Tony Blair on “Courage”

by JimLarkinsGhost on September 1, 2010

The former Prime Minister’s memoir has arrived.  While the British press seems most fascinated with his revelations about his drinking and his troubled relationship with his successor, Gordon Brown, Americans might be more interested in his continuing defense of the Iraq War and the men who made it happen.  Here’s a particularly nauseating selection in which he pronounces his admiration for George W. Bush:

I was asked recently which of the political leaders I had met had most integrity: I listed George [W. Bush] near the top. In what was a fairly liberal audience, some people were aghast. Others tittered, thinking I was joking. But I meant it. He had genuine integrity, and as much political courage as any leader I ever met …

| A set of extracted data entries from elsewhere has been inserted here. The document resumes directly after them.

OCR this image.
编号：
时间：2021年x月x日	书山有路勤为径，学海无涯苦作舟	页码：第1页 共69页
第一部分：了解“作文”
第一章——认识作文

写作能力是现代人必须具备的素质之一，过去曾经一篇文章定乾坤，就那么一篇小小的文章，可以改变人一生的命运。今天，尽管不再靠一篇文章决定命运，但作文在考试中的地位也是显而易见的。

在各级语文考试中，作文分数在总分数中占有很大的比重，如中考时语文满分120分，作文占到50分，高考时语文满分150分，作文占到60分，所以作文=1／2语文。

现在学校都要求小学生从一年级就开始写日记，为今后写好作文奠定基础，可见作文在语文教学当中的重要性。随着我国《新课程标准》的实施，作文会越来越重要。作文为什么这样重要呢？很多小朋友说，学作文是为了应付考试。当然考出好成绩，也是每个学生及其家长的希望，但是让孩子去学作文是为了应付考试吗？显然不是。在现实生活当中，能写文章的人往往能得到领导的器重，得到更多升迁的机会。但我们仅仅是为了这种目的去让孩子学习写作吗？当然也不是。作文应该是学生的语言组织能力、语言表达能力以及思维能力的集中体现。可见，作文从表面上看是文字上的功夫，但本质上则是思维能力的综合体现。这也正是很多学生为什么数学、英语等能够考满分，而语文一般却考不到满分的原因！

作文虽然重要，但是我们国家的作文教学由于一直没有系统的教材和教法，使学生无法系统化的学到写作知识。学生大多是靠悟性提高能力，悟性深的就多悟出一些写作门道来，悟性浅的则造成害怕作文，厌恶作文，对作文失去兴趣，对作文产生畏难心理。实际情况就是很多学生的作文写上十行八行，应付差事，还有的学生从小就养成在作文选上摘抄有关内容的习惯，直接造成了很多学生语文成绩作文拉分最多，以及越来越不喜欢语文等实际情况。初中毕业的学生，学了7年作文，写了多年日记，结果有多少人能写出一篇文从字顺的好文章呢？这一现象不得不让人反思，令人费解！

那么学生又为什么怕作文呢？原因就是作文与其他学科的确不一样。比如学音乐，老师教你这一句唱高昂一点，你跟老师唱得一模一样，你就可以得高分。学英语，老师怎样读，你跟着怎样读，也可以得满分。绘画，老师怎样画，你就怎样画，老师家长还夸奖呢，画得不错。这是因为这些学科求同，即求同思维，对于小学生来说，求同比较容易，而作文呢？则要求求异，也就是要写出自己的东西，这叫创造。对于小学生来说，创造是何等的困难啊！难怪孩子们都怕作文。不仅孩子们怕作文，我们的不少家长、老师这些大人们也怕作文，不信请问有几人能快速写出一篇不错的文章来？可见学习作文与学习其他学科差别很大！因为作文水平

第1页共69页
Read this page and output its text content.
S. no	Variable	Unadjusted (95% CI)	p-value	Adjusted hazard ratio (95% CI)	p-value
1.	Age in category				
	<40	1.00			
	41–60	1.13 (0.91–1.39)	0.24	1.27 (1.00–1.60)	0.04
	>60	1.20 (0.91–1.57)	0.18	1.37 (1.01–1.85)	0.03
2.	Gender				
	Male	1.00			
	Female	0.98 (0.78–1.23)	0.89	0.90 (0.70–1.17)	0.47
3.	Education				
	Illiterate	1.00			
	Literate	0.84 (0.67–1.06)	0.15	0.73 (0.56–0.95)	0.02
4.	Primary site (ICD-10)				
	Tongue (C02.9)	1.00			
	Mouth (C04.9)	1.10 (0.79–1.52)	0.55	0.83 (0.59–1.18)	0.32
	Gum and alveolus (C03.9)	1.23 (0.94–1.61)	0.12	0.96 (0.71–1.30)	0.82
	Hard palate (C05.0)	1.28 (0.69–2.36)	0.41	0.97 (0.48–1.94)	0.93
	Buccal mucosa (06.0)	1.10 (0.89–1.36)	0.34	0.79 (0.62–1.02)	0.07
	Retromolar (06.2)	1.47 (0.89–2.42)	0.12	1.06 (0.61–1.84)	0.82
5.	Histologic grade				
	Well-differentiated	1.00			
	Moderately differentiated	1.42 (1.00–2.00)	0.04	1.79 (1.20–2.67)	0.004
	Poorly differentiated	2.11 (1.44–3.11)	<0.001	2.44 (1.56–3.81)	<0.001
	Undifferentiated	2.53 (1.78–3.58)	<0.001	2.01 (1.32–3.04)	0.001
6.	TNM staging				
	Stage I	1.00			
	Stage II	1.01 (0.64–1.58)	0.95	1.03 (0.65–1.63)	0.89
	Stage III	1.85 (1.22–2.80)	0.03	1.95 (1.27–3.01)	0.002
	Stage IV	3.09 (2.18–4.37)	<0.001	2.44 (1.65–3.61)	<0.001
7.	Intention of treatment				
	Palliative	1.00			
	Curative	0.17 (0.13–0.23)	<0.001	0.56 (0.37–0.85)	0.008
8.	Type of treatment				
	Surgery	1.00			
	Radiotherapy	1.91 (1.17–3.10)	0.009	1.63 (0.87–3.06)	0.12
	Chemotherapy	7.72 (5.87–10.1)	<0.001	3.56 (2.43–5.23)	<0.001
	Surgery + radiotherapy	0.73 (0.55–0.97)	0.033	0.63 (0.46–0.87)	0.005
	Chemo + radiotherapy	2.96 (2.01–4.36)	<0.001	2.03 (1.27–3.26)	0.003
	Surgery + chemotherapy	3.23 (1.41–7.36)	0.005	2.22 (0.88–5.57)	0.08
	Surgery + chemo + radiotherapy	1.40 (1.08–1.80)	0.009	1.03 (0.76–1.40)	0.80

 He was, in a bizarre sense (bizarre because it appears counterintuitive), a true idealist.

Like so many who bend over backwards to give Bush credit, Blair seems to be fetishizing his stubbornness and unrealistic idealism.  

 This point should be so terribly obvious, but also so often seems lost:  political courage and idealism are not necessarily good things in and of themselves.  Hitler had a hell of a lot of political courage.  Charles Manson was a true idealist.

It is not enough to “stick to your guns,” as so many have said of Bush.  It is not enough just  to stand for something – anything.  The important thing is what you stand for.  And Bush fails that test miserably.